There is no grittier competitor who hates losing more than the 27-year-old Australian, but by the end of this one hour 49-minute contest he was offering as much threat to Federer as a koala bear with a hangover. Hewitt has been plagued by injuries over the last three years and the latest, a hip problem, might leave him wondering how much longer he has left in the game. From the start of the third set Hewitt was clearly in discomfort.
The pity of it was that for 12 games Hewitt, moving freely, had matched Federer shot for shot in a classy demonstration of grass-court tennis. Some of the rallies were a delight, with both players striving to gain an advantage through the variety of their shots before going to the net for the kill.
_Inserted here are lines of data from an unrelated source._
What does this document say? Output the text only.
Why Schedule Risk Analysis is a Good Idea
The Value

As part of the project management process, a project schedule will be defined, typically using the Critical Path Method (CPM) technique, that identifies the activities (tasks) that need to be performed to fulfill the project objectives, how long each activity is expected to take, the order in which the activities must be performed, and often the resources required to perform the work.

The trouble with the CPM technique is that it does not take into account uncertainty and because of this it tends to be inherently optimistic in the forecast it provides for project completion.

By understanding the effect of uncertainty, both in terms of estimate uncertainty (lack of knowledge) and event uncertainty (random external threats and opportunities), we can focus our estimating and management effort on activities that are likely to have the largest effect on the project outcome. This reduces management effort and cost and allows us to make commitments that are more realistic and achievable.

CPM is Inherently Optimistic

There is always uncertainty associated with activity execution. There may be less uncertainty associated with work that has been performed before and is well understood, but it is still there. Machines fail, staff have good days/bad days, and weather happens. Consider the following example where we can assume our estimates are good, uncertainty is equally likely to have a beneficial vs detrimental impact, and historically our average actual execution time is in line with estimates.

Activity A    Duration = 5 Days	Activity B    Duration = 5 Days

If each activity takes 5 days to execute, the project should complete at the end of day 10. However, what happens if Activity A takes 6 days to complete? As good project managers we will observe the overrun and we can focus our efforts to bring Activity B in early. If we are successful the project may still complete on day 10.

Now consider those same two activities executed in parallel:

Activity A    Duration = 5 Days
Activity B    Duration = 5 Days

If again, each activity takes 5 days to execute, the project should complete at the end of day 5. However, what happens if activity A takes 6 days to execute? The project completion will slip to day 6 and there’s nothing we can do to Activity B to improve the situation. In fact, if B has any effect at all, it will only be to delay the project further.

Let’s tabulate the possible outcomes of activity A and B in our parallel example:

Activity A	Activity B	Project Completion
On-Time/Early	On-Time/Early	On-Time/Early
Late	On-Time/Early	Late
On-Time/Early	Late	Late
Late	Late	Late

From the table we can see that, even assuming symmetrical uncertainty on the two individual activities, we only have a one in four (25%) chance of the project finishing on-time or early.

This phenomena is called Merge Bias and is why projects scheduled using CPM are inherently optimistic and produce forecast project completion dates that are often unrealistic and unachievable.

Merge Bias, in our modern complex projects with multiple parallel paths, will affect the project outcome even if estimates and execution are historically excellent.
However, Hewitt never got the measure of Federer's serve. Because he does not bludgeon the ball with the power of a Roddick, the world No 1's serve can be under-rated, but what he lacks in brute force he more than makes up for with disguise, artistry and precision. Federer hit 21 aces. His length was impeccable and Hewitt rarely got to grips with his kick serves, which he often had to play at shoulder height. Hewitt had eight break points but failed to convert any of them.
If most of the first set was a feast, the tie-break was a dog's dinner. Federer won it 9-7 but only by dint of making fewer errors.
The Swiss immediately drove home his advantage, winning the first four games of the second set and going on to take the third with another early break. "I felt like I served well, especially when I had to," Federer said afterwards. Hewitt did not sound optimistic about the future. He is a player who needs to build his momentum through playing plenty of matches, but he said the hip injury had not been getting better and he had given little thought to the Olympics or US Open.
As for future Wimbledons, all Hewitt could offer was the "hope" that he would be back next year. By then there will be a further reason why he might consider his future. His wife, Bec Cartwright, the soap actress , who was watching from the sidelines, is expecting their second child.